Bird flu cases again on the rise in Colorado, with new cases in Mesa, Weld counties

Routt County reported a case of the virus in April

Hayden Fresh Farm, which keeps 3,000 laying hens among other poultry, has kept biosecurity measures in place all summer after a case of Highly Pathogenic Avian Influenza was found in Routt County in April. Cases across Colorado are again on the rise.
Colby Townsend/Courtesy photo

Cases of Highly Pathogenic Avian Influenza — a disease that can wipe out an entire flock of birds in just three days — are once again on the rise in Colorado. 

The National Veterinary Service Laboratory confirmed new cases of the bird flu at the end of September, including at an egg laying facility in Weld County with more than 1.1 million chickens.

On Sept. 29, another 35 birds in a backyard flock in Mesa County also tested positive and other cases have been confirmed in a red-tailed hawk in Larimer County and a blue-winged teal duck in Broomfield County.

These were the latest in the more than 4.7 million birds that have been impacted by the bird flu in Colorado this year, the third most cases of any state.

Most of those cases, including one in a Canada goose in Routt County, were reported this spring. The presence of the illness led to poultry being excluded at this year’s Routt County Fair.

At Hayden Fresh Farm, the only commercial poultry operation in Routt County, has about 3,000 laying hens, 1,000 chickens raised for meat and another 150 turkeys. Co-owner Colby Townsend said the farm had precautions to prevent the spread of the virus in place all summer long.

“We stopped all of our farm tours and we do have a policy where employees will change boots to go into the big barn with the layers,” Townsend said. “Because we do free range all our birds, we are at the mercy of whatever migratory birds fly over, so it’s very hard to protect against that.”
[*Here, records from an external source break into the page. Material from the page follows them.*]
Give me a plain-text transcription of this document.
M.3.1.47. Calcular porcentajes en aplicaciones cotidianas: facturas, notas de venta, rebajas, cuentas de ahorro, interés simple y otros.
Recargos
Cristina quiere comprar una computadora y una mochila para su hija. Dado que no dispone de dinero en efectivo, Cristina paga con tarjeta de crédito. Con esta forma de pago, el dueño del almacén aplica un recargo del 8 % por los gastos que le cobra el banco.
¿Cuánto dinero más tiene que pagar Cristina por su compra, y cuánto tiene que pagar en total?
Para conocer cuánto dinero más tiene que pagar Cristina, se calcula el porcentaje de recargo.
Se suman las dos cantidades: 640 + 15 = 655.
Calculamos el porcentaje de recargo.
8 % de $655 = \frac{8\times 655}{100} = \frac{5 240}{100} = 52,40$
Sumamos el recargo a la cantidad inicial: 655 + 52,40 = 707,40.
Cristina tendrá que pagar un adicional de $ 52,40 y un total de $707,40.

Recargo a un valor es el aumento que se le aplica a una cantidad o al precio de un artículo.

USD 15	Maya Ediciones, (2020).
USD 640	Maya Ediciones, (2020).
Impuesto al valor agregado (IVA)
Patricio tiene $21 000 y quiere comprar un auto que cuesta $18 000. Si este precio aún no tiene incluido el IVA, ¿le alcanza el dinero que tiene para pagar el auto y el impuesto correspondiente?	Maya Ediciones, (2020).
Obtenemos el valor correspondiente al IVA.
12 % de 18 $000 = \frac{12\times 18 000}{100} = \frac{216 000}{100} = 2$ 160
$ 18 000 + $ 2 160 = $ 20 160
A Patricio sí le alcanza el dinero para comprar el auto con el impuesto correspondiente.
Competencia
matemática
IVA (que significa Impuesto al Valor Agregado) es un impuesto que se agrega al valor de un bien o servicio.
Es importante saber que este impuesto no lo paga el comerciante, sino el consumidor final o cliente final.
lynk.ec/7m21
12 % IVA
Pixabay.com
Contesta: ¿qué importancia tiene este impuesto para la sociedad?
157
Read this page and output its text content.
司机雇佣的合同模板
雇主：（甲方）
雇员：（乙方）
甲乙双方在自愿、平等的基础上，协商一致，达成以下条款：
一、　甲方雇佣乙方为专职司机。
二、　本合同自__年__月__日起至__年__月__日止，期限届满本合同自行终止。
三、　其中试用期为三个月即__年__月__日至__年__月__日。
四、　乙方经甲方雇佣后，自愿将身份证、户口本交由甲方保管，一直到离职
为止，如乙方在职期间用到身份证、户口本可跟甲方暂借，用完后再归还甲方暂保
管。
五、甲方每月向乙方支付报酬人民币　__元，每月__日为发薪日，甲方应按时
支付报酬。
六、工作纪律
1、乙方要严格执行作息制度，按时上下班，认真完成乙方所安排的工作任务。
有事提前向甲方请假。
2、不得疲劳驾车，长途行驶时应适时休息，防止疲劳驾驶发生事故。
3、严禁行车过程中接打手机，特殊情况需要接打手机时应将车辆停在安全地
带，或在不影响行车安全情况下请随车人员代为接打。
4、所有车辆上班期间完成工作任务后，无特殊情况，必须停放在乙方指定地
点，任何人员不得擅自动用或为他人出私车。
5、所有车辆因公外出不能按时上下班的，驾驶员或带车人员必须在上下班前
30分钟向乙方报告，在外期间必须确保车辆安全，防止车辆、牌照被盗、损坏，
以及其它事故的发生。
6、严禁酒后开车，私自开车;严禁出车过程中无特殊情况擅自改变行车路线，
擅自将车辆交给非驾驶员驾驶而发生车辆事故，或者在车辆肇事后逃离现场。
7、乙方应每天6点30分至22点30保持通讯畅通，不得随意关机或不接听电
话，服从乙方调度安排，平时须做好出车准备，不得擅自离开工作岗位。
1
The virus is fatal in domestic poultry and wild birds generally serve as carriers to spread the disease, according to the Colorado State Veterinarian’s Office. Because of this, state officials are saying precautions added this spring are still important, and keeping wild birds away from domestic flocks is crucial.

“It’s critical that Colorado’s backyard and commercial poultry keep up the biosecurity measures they have been implementing since the beginning of this outbreak,” said state veterinarian Dr. Maggie Baldwin, in a news release. “The most important thing bird owners can do right now is limit interaction between their flocks and wild birds.”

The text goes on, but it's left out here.